From the Guidelines
Managing anxiety during pregnancy requires careful consideration of medication safety, and selective serotonin reuptake inhibitors (SSRIs) like sertraline (Zoloft) and fluoxetine (Prozac) are generally considered safer options, as evidenced by recent studies 1.
Key Considerations
- Typical starting doses are 25-50mg daily for sertraline or 10-20mg daily for fluoxetine, with adjustments made under medical supervision.
- Benzodiazepines like lorazepam should be avoided when possible, especially in the first trimester, but may be used briefly for severe symptoms at the lowest effective dose.
- Non-medication approaches should be tried first, including cognitive behavioral therapy, mindfulness practices, regular exercise, adequate sleep, and pregnancy-safe relaxation techniques.
Decision-Making
The decision to use medication during pregnancy involves weighing the risks of untreated anxiety against potential medication effects, as noted in a study published in the Journal of Child Psychology and Psychiatry and Allied Disciplines 1.
Important Factors
- Untreated severe anxiety can negatively impact both maternal health and fetal development through stress hormones and behavioral changes.

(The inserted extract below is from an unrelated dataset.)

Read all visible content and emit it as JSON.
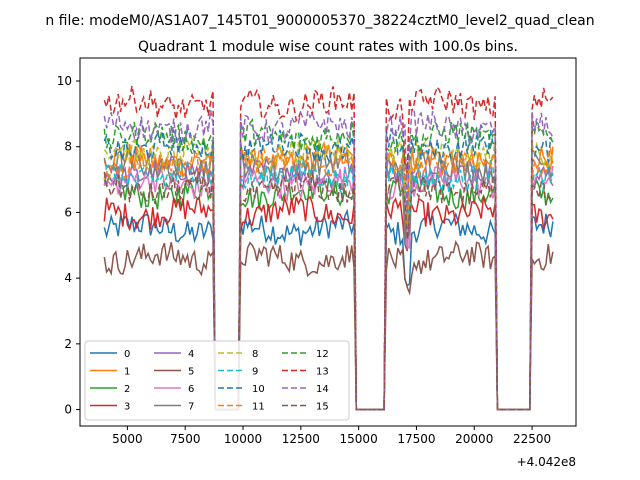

- Always consult with both an obstetrician and mental health provider before starting, stopping, or changing any medication during pregnancy, as individual circumstances vary significantly, and consider the potential effects of prenatal antidepressant exposure on offspring neurodevelopmental problems, as discussed in a review of maternal antidepressant use during pregnancy 1.
Additional Guidance
Further research is needed to fully understand the implications of maternal antidepressant use during pregnancy, including the potential consequences of increased fetal exposure to norepinephrine and the role of timing of exposure, as highlighted in a study on future research directions 1.
Final Recommendation
In conclusion, while there are potential risks associated with anti-anxiety medication use during pregnancy, the benefits of treatment may outweigh these risks for some women, and a stepped approach to treatment, including non-medication approaches and careful consideration of medication safety, is recommended, as suggested by experts in the field 1.
From the FDA Drug Label
Pregnancy Category C In embryo–fetal development studies in rats and rabbits, there was no evidence of teratogenicity following administration of up to 12.5 and 15 mg/kg/day, respectively (1.5 and 3. 6 times, respectively, the MRHD of 80 mg on a mg/m2 basis) throughout organogenesis. However, in rat reproduction studies, an increase in stillborn pups, a decrease in pup weight, and an increase in pup deaths during the first 7 days postpartum occurred following maternal exposure to 12 mg/kg/day (1.5 times the MRHD on a mg/m2 basis) during gestation or 7.5 mg/kg/day (0. 9 times the MRHD on a mg/m2 basis) during gestation and lactation. Prozac should be used during pregnancy only if the potential benefit justifies the potential risk to the fetus Infants exposed to SSRIs in late pregnancy may have an increased risk for persistent pulmonary hypertension of the newborn (PPHN)
- Key points:
- The drug label indicates that fluoxetine is a Pregnancy Category C medication.
- There is no evidence of teratogenicity in rats and rabbits, but there are potential risks to the fetus, including stillborn pups, decrease in pup weight, and increase in pup deaths.
- SSRIs may increase the risk of persistent pulmonary hypertension of the newborn (PPHN).
- Clinical decision:
- Fluoxetine should be used during pregnancy only if the potential benefit justifies the potential risk to the fetus.
- Physicians should carefully consider both the potential risks and benefits of treatment when prescribing fluoxetine to pregnant women, especially during the third trimester 2.
From the Research
Anti-Anxiety Medications and Pregnancy
- The safety of anti-anxiety medications during pregnancy is a concern, as some studies suggest that these medications can have adverse effects on the fetus 3.
- However, other studies suggest that the risks of not treating anxiety during pregnancy may outweigh the potential risks of medication 4.
- Benzodiazepines, a type of anti-anxiety medication, have been shown to be effective in treating generalized anxiety disorder, but their use during pregnancy should be approached with caution 5, 6.
- Alternative medications, such as selective serotonin reuptake inhibitors (SSRIs), may be considered for treating anxiety during pregnancy, but their safety and efficacy should be carefully evaluated 7.
- It is essential to weigh the potential benefits and risks of anti-anxiety medications during pregnancy and to consider alternative treatments, such as therapy or lifestyle changes, under the guidance of a healthcare professional 3, 4.